Woolworths Rewards Dashboard

Woolworths is probably the biggest supermarket chain in Australia and our grocery store of choice. Like many other supermarkets, they have a rewards program that lets you collect points and provides an app to track the progress of said points. The app also allows you to access your receipts in PDF, looking like the paper version one gets at the checkout. At the moment, however, the receipts are only accessible individually, and the app doesn't provide any other metrics than collected points. So, looking for a new project and interested in how much we spend on monthly groceries and what items we purchase the most, I set out to explore Woolworth's unofficial API.
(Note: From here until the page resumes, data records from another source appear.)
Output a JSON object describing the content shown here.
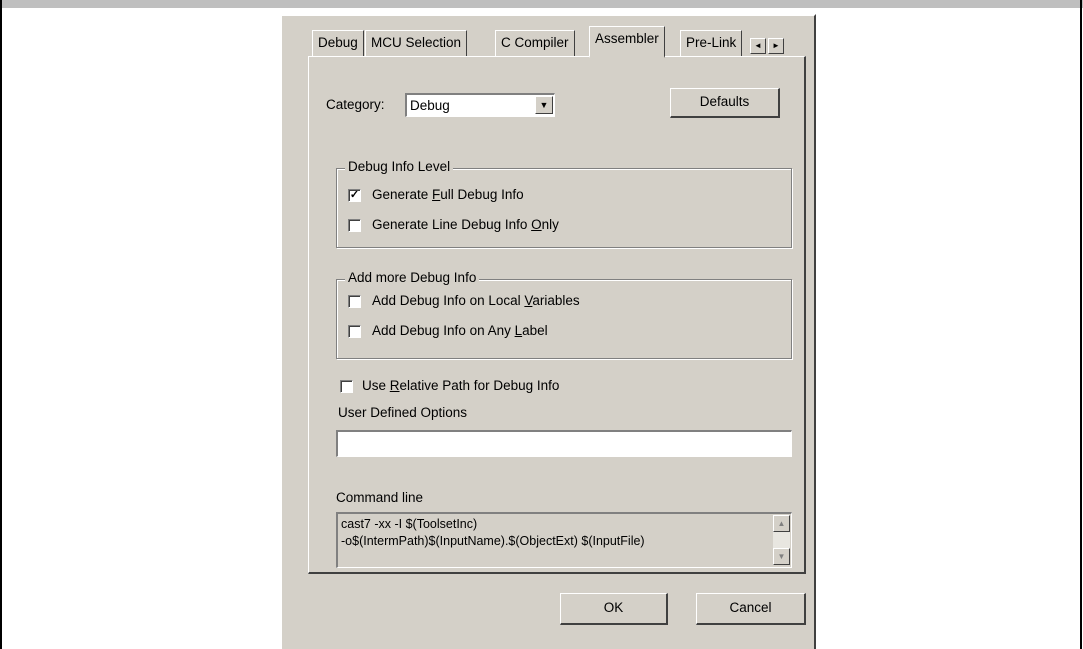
{
  "tabs": [
    {
      "label": "Debug"
    },
    {
      "label": "MCU Selection"
    },
    {
      "label": "C Compiler"
    },
    {
      "label": "Assembler",
      "active": true
    },
    {
      "label": "Pre-Link"
    }
  ],
  "tab_scroll": {
    "left_icon": "arrow-left-icon",
    "right_icon": "arrow-right-icon",
    "left_glyph": "◄",
    "right_glyph": "►"
  },
  "category": {
    "label": "Category:",
    "value": "Debug",
    "dropdown_glyph": "▼"
  },
  "defaults_button": "Defaults",
  "debug_info_level": {
    "title": "Debug Info Level",
    "full": {
      "before": "Generate ",
      "key": "F",
      "after": "ull Debug Info",
      "checked": true
    },
    "line": {
      "before": "Generate Line Debug Info ",
      "key": "O",
      "after": "nly",
      "checked": false
    }
  },
  "add_more_debug_info": {
    "title": "Add more Debug Info",
    "local_vars": {
      "before": "Add Debug Info on Local ",
      "key": "V",
      "after": "ariables",
      "checked": false
    },
    "any_label": {
      "before": "Add Debug Info on Any ",
      "key": "L",
      "after": "abel",
      "checked": false
    }
  },
  "relative_path": {
    "before": "Use ",
    "key": "R",
    "after": "elative Path for Debug Info",
    "checked": false
  },
  "user_options": {
    "label": "User Defined Options",
    "value": ""
  },
  "command_line": {
    "label": "Command line",
    "line1": "cast7 -xx -I $(ToolsetInc)",
    "line2": "-o$(IntermPath)$(InputName).$(ObjectExt) $(InputFile)"
  },
  "scroll_glyphs": {
    "up": "▲",
    "down": "▼"
  },
  "ok_button": "OK",
  "cancel_button": "Cancel",
  "check_glyph": "✓"
}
Screenshot of the dashboard
Note: Accessing receipts and items this way might be against Woolworth's terms & conditions, which could lead to your account being blocked.
Use at your own risk!

The obvious starting point was to inspect the everyday rewards website, which provides the same functionality as the app. I was able to access an endpoint that, given a bearer token, returned the data I was after in JSON format. Unfortunately, the bearer token does expire after only 30 minutes, and it does not seem like a refresh token is provided. To get new receipts, I'd have to go through the whole login flow. The app, on the other hand, stayed logged in. To inspect what endpoints the app was accessing, I used mimtproxy to intercept the requests. It turned out that the app was calling an endpoint that provided a refresh token set to a whopping 38879999 seconds (approx 14.7 months) before it expired. Although it is a little more involved to retrieve the initial refresh token, I can now fetch new receipts without logging in.

The rest of the project was straightforward. The returned JSON data is parsed into an SQLite database. For each receipt, items are returned in a JSON array. If only one item was purchased, there is one entry in the array. For multiple purchases of the same thing, there are two entries, one describing the item itself and the second describing the quantity.

Single Item:

"prefixChar": "#",
"description": "Peters Original I/cream Neapolitn 4l",
"amount": "10.90"

Multiple Items:

"prefixChar": null,
"description": "Sirena Tuna In Oil Italian Style 95g",
"amount": ""
"prefixChar": null,
"description": "Qty 3 @ $2.95 each",
"amount": "8.85"

Having the data in an SQL database makes it easy to add additional reporting in the future if needed. More importantly, the database allows for the collection of historical records, given that Woolworths rewards currently only stores receipts for the past 14 months.

The data is visualised through a simple Flask GUI using the very lightweight CSS framework Pico.css for the styling.

Screenshot of the receipt view.

Although a simple project overall, it was an excellent opportunity to practice reverse engineering an existing API and explore new tools while refreshing general programming skills such as SQL. After seeing that our largest expense is milk, I might need to take up raising cows soon.